Pour ce qui est des négociations entre Maurice et le Royaume-Uni, le Premier ministre a annoncé qu’un cinquième round se déroulant à Londres devrait se tenir très prochainement car les deux parties actuellement doivent se mettre d’accord au sujet des dates communes. Commentant les quatre premières séances de travail, il avance que

« we are making headway in the negotiations with the United Kingdom with a view to successfully fulfilling the sacred mission we have engaged since 2014  ». Il devait saluer la détermination de sir Anerood Jugnauth dans ce combat pour recouvrer la souveraineté de Maurice sur les Chagos alors que Xavier-Luc Duval a tenu à souligner que cette affaire remonte à 2010.

Outre la chronologie des différentes étapes aux Chagos, le Premier ministre a confirmé que « tous les détenteurs de passeport mauricien pourront entreprendre des voyages dans l’archipel » et que dans la conjoncture, il est urgent d’organiser une mission d’évaluation dans les îles des Chagos en vue de déterminer les besoins en vue de la mise à exécution du programme de Resettlement des Chagossiens. À cet effet, des consultations ont été engagées en vue de démarrer la prochaine expédition aux Chagos à partir des Maldives au lieu de Rodrigues, voire même des Seychelles.

À une interpellation supplémentaire du leader de l’opposition, le Leader of the House a indiqué que « tous les détenteurs de passeport mauricien pourront se rendre dans l’archipel ». Xavier-Luc Duval s’est également intéressé au montant du loyer, devant être réclamé des Américains pour la base militaire de Diego-Garcia.

Dressant le parallèle des Rs 3 milliards par an versées par les Américains à Djibouti, le leader du PMSD se demande si Maurice ne devrait pas réclamer au bas mot quelque Rs 50 milliards par an avec les Chagossiens installés On the Eastern Side of Diego Garcia, avec la base se situant dans l’Ouest de l’île.

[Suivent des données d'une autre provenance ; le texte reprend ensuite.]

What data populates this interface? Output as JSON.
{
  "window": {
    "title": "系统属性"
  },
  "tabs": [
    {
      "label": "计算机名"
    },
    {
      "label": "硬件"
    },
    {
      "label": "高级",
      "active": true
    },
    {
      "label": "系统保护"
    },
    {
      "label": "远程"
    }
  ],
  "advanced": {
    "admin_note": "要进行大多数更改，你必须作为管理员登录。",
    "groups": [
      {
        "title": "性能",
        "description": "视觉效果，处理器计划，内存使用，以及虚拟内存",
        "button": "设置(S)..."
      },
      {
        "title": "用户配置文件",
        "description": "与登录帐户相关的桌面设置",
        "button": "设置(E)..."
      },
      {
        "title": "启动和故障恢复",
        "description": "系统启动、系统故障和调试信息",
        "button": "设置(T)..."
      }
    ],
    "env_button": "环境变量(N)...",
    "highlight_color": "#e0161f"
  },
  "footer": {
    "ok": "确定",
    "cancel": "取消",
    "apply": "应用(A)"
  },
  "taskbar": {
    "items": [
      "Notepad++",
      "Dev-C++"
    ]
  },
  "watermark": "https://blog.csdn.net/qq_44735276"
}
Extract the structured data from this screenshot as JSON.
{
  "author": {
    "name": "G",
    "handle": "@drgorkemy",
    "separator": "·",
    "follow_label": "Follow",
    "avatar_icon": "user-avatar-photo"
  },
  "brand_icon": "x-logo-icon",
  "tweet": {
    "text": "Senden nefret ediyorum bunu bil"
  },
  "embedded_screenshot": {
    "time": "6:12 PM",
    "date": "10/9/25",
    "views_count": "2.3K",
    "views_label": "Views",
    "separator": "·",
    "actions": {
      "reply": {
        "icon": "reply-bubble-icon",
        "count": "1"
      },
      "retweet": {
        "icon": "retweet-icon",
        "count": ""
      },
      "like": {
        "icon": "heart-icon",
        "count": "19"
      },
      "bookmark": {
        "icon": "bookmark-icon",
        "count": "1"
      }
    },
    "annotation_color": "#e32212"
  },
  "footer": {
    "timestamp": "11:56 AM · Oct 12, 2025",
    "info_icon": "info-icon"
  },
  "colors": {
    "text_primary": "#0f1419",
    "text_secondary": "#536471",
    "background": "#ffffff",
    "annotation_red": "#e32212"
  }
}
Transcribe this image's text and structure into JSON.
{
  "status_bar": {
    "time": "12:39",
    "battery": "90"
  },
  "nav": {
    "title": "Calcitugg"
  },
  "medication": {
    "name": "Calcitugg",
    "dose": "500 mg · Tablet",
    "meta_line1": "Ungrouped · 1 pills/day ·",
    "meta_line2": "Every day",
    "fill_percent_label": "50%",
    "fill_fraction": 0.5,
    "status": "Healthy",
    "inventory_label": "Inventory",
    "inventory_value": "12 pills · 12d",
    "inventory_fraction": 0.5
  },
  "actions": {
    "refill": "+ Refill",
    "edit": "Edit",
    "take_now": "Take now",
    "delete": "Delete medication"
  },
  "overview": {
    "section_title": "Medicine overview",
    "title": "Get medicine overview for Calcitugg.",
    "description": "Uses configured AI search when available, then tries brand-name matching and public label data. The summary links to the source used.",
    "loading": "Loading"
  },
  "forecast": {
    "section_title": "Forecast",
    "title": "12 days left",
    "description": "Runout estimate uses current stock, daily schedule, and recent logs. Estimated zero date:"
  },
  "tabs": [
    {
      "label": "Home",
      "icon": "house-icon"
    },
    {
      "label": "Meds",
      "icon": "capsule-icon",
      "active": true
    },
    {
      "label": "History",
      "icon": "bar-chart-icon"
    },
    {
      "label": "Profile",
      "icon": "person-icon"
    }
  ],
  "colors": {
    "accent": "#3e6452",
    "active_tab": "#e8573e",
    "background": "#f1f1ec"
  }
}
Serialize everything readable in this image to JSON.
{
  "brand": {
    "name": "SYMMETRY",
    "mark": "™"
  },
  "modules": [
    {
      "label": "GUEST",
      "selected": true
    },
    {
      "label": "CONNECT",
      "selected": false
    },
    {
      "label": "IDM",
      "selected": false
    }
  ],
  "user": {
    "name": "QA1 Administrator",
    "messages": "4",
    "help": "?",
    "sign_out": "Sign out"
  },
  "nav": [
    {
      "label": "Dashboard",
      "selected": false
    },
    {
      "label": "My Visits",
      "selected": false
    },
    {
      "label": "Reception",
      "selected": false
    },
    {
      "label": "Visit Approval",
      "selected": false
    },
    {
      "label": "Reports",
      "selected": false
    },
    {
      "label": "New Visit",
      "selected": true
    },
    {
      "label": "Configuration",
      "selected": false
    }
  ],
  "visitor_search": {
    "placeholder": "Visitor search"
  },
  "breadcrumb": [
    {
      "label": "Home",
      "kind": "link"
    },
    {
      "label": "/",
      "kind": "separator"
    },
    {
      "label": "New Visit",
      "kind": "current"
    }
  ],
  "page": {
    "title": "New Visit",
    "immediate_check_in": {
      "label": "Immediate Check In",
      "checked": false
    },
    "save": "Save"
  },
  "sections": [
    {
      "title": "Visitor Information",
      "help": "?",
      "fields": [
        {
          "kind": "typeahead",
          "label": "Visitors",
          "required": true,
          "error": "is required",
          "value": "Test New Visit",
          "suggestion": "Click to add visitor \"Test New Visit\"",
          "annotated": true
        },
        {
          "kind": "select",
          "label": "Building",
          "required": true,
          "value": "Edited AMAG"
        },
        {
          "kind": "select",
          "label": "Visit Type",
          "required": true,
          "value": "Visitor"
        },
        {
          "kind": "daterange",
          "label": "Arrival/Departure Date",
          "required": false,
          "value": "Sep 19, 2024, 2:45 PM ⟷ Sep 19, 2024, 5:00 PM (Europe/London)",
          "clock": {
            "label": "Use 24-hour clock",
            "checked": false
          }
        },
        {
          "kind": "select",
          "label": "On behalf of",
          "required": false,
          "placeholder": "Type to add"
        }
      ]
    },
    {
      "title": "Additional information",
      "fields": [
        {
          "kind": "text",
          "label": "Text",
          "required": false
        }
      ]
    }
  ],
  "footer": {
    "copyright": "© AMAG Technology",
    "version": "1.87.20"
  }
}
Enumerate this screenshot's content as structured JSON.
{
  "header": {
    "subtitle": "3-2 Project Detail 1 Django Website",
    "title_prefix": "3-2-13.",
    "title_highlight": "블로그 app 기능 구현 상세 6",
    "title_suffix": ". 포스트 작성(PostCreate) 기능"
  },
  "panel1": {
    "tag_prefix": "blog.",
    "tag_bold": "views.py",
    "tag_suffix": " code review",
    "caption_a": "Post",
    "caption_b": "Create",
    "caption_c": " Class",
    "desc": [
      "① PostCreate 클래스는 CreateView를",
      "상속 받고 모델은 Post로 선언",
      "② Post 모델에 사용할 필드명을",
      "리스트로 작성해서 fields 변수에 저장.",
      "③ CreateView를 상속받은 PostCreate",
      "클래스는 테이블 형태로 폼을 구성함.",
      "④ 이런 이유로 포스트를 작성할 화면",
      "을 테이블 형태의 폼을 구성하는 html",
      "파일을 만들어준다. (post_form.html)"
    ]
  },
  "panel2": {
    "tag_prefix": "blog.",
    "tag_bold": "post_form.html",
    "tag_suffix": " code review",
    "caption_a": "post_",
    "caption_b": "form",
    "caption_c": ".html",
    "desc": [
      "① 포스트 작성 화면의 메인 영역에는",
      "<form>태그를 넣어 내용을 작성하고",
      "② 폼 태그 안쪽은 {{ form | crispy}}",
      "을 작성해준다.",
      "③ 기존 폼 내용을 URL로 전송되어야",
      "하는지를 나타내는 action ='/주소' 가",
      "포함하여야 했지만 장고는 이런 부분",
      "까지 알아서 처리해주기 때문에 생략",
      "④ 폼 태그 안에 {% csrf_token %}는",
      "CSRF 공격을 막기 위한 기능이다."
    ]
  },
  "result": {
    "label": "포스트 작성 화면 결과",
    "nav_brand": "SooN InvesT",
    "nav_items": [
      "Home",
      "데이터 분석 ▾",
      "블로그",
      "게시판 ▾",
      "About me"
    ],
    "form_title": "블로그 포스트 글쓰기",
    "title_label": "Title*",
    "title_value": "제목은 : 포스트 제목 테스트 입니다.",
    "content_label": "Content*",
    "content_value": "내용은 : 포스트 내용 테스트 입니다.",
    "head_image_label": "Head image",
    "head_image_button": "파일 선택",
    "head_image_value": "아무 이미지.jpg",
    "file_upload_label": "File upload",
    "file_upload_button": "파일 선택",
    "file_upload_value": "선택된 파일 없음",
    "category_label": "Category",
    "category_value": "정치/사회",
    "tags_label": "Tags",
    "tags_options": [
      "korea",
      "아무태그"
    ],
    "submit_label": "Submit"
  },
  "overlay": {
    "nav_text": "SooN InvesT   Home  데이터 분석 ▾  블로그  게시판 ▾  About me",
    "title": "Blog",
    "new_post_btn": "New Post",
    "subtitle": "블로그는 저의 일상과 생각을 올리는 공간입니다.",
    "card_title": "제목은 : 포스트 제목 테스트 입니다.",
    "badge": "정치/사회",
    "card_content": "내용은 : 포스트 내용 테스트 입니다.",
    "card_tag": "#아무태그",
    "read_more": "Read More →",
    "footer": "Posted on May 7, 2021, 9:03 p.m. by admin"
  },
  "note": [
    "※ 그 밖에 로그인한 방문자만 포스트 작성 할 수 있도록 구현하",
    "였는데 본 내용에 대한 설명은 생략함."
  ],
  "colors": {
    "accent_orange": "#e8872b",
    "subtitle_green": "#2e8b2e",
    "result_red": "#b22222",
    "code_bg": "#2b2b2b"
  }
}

Répondant à la PNQ, le Premier ministre a rendu un vibrant hommage à la lutte menée par feu sir Anerood Jugnauth, jetant les bases pour les progrès historiques accomplis jusqu’ici en vue de l’exercice de notre souveraineté sur l’archipel des Chagos. « La Chambre se souviendra de sa déclaration passionnée et émotionnelle à l’ouverture des travaux devant la CIJ en septembre 2018, qui fait date dans la lutte en faveur de la décolonisation complète de notre territoire », dit-il.

Par la suite, le Premier ministre a retracé les dates historiques associées à l’archipel des Chagos. Il rappelle que bien avant l’indépendance, la Grande-Bretagne avait excisé l’archipel des Chagos du territoire mauricien en violation du droit international et des résolutions adoptées par les Nations unies, dont la première date du 15 décembre 1960.
Il a relevé le rôle actif joué par l’Assemblée générale des Nations unies dans le processus de décolonisation avec à l’agenda provisoire de la 71e session d’un item intitulé : “Request for a advisory opinion for the International Court of justice on the legal consequences of separation of Chagos Archipelago from Mauritius in 1965”.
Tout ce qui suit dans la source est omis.